Поднимаясь по лестнице, Бериш, по взятой им моде, высокомерно сощурясь, придерживая шляпу, поигрывая тростью, рассказывал о прочих жертвах тройной драмы.

— Художник Давид Гейер, которого Романус пригласил расписывать этот дом, так щедро был им вознагражден за работу, что родная сестра, ему позавидовав, его отравила. Поспешив с похоронами, она возбудила подозрение. Гейера откопали — сестру казнили. Итак, три казни за красоту этого дома, в котором мы сейчас будем пить…

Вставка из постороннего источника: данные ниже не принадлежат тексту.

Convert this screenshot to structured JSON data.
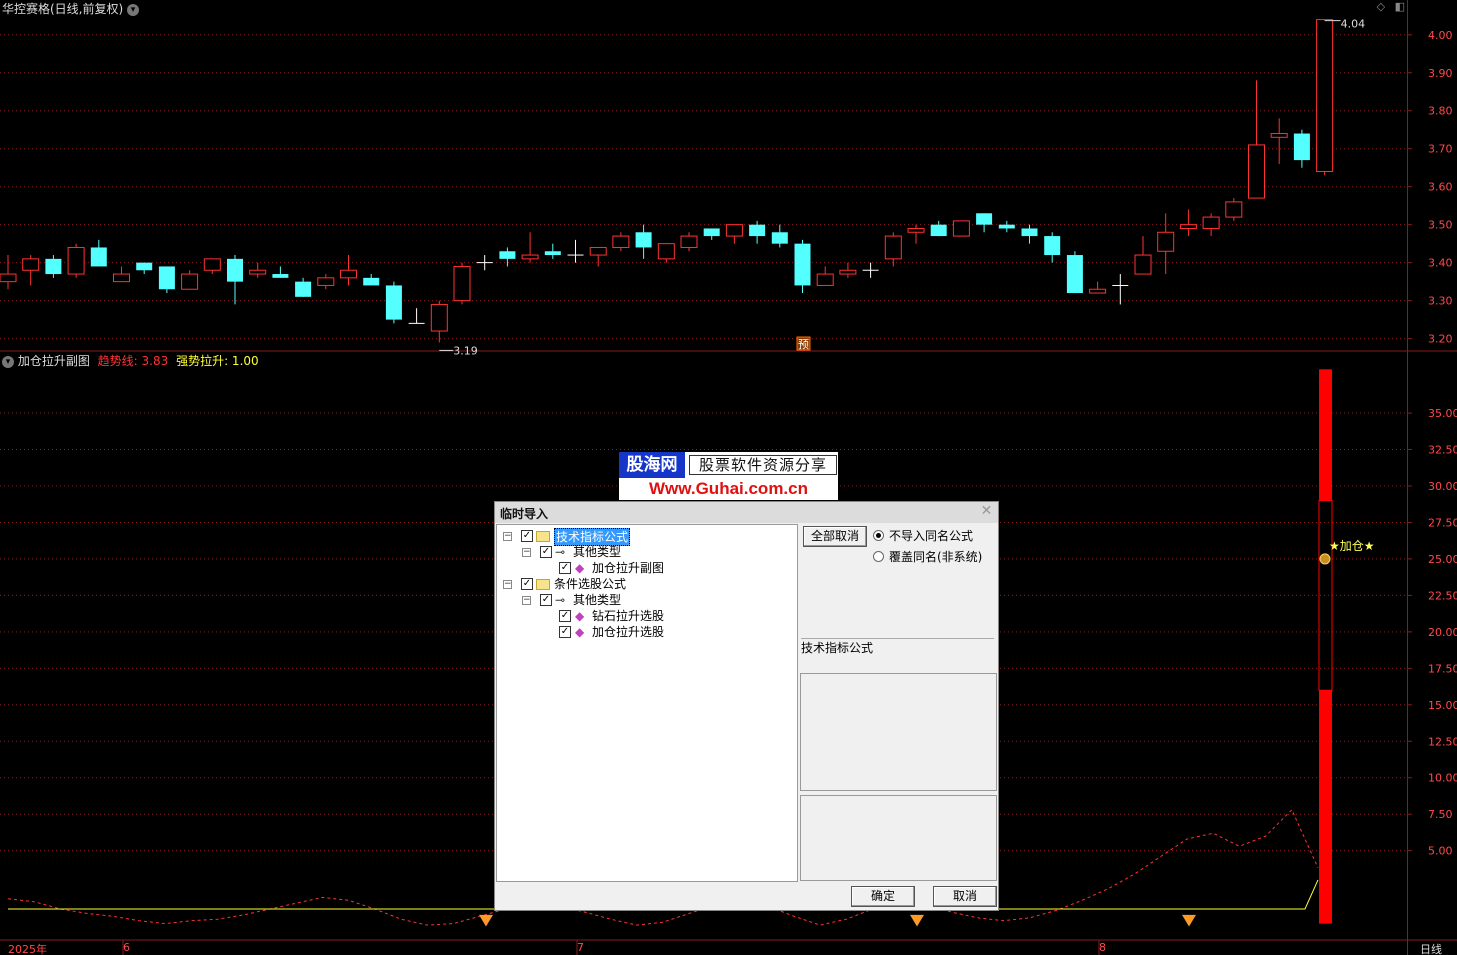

— Однако мы не по заслугам попадаем вместо кофейни прямехонько в рай, — здесь ничего, кроме облаков! — возгласил Бериш, вступая в зал.

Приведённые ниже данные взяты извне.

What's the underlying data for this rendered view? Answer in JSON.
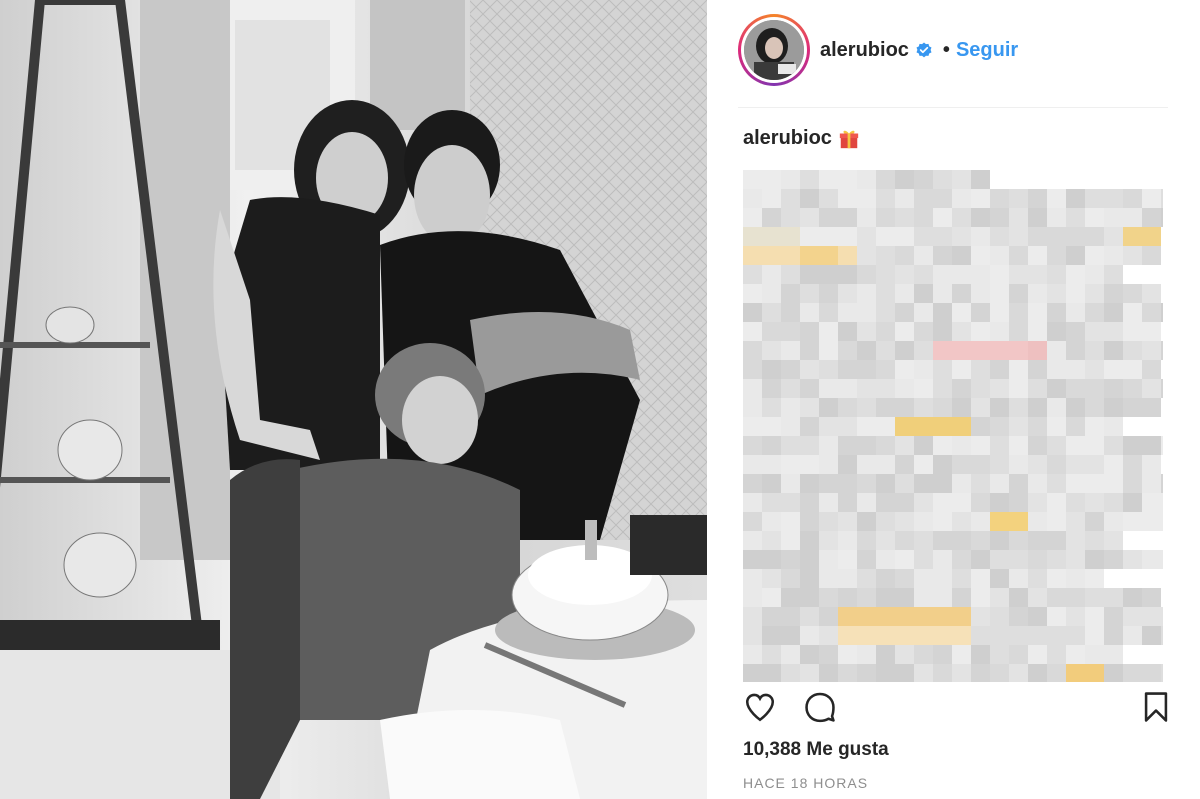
{
  "post": {
    "username": "alerubioc",
    "verified_icon": "verified-badge-icon",
    "separator": "•",
    "follow_label": "Seguir",
    "accent_color": "#3897f0",
    "photo_alt": "black-and-white family birthday photo"
  },
  "caption": {
    "username": "alerubioc",
    "emoji_icon": "gift-icon"
  },
  "actions": {
    "like_icon": "heart-icon",
    "comment_icon": "comment-icon",
    "save_icon": "bookmark-icon"
  },
  "stats": {
    "likes": "10,388 Me gusta",
    "time": "HACE 18 HORAS"
  }
}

В комнате действительно было так сильно накурено, что даже сосед только сквозь сизый туман различать мог соседа. У всех изо рта до полу, как змея в каталепсии, свисали длинные чубуки с табаком. Пыхтели взапуски. Между затяжками тянули черное пиво. Огни многочисленных канделябров и стенных бра окружены были, как месяц в морозную ночь, радужным сиянием. Побеждая сизую мглу, поблескивали то здесь, то там пряжки туфель, шпоры военных, стальные аграфы, бриллианты перстней.

Одни сидящие за карточными столами не курили из чубуков. Они настороженно, как кошка за мышью, следили за рукой банкомета и за кучей горящего золота, переходящей то и дело к очередному счастливцу. Почти все были в длинных кафтанах, расстегнутых спереди, с двойным рядом пуговиц на парчовом камзоле или на жилете. При каждом движении тончайшего кружева белые жабо трепетали, как крылья громадных бабочек.

Едва завсегдатаи Рихтерскафе рассмотрели вошедших, как со всех сторон послышались восклицания:

— Серый дьявол с питомником!

— Ваше великолепие, гофмейстер Бериш…

И взапуски приглашали вошедших к своим столам.

Здесь были студенты четырех университетов; каждый отличен был от других особой славой, в чем удостоверяла большая гравюра, висевшая на стене. На гравюре во весь рост стояли четверо собирательных представителей своих университетов с отличающими их атрибутами.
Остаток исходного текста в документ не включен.